If the Agency dismisses the objection and confirms the demolition order the aggrieved owner or occupier has the right to appeal against the decision to the Physical Planning and Building Control Agency Appeals Committee. Furthermore, an aggrieved person or any interested party may appeal against the decision of the Appeals Committee and such appeal shall lie as of right to the High Court of the State. The appeal to the high court must be made within twenty-eight (28) days after written notification of the final decision of the Appeals Committee.

It is clear from the foregoing that it is after the complaint of the aggrieved person has been dismissed by the High Court that any demolition can be carried out in Lagos state. However, a building cannot be demolished in any part of the state without a valid court order unless it has been established that it is structurally defective or found to constitute environmental hazard.  Therefore, the practice of demolishing houses after the expiration of a 48-hour notice is illegal in every material particular.  In a judgment delivered by the Federal Capital Territory High court on February 2, 2017, in Chief Jacob Obor & Ors v Federal, Capital Territory & Ors (unreported suit no  CV/3998/12) Kutigi J. declared the planned demolition of all the houses in Mpape illegal on the ground that the notices purportedly served on the plaintiffs did not meet  statutory requirement.

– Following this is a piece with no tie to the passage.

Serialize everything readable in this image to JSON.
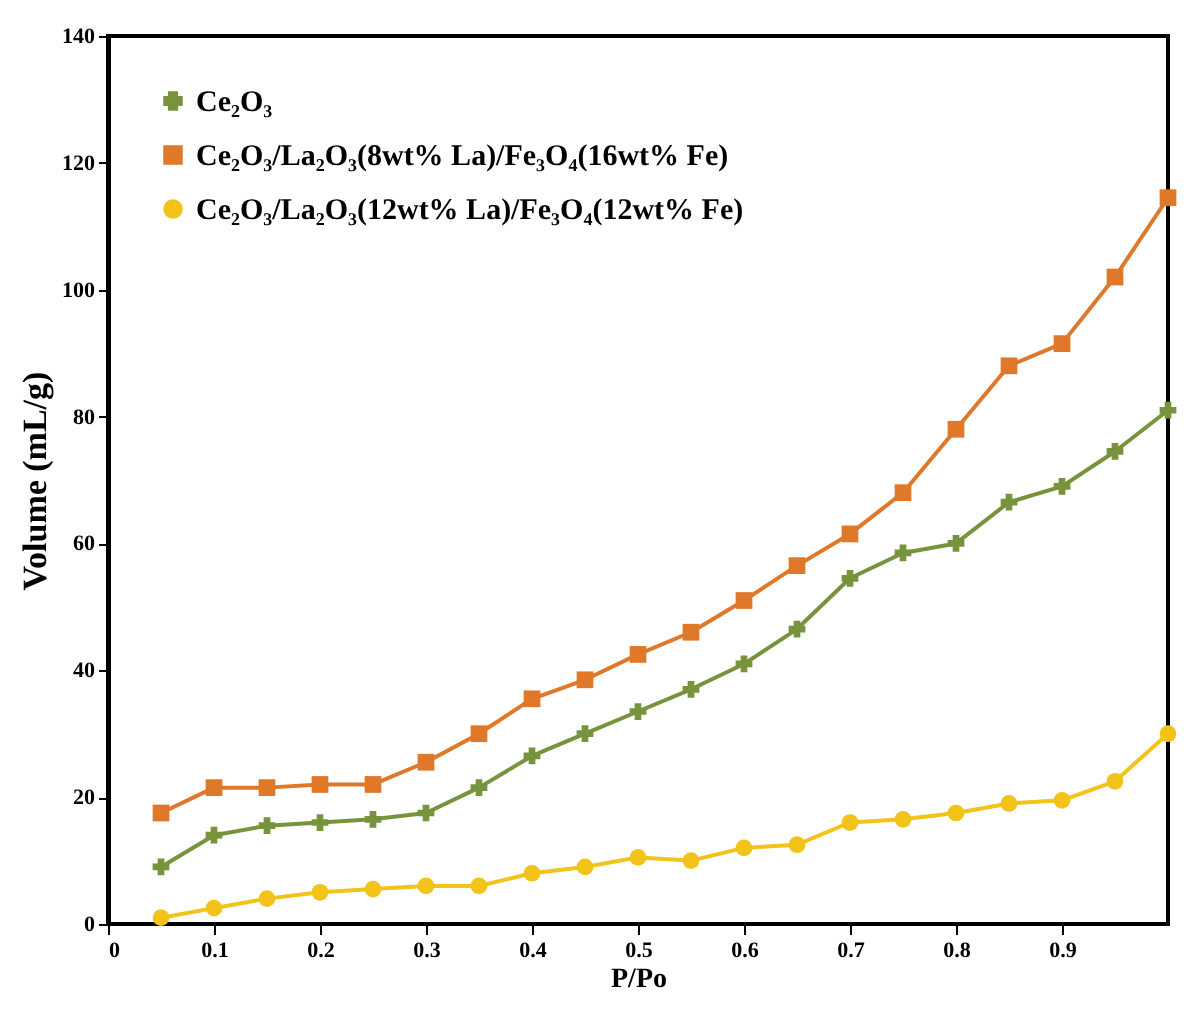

Indeed, the illegality of demolition of houses in Lagos state is compounded by the refusal of the Ministry of Physical Planning to hear and determine the objections and complaints of owners of buildings which are marked for demolition.  In other words, the action of the government constitutes a reckless violation of the provisions of sections 57-89 of the Law. It is also a breach of section of 36 (4) of the Constitution which guarantees the fundamental right of every citizen to make a representation before any matter affecting their civil rights and obligations is determined.

In SERAP v. Federal Republic of Nigeria (2002) 2 CHR 537 at 562 the African Commission on Human and People’ Rights condemned the demolition of a number of houses in Ogoniland. While upholding the human right of the owners of the demolished houses to shelter the Commission said: “At a very minimum, the right to shelter obliges the Nigerian government not to destroy the housing of its citizens and not to obstruct efforts by individuals or communities to rebuild lost homes.

Integrity of the  individual

The State’s obligation to respect housing rights requires it, and thereby all of its organs and agents, to abstain from carrying out, sponsoring or tolerating any practice, policy or legal measure violating the integrity of the individual or infringing upon his or her freedom to use those material or other resources available to them in a way they find most appropriate to satisfy individual, family, household or community housing needs.”

To check the menace of land grabbers and prevent a breakdown of law and order the Lagos state government has enacted the …….Law, 2016 which has criminalised the seizure of land and houses without a valid court order. Thus, by forcefully taking over house before demolishing them the Lagos state government has violated its own law.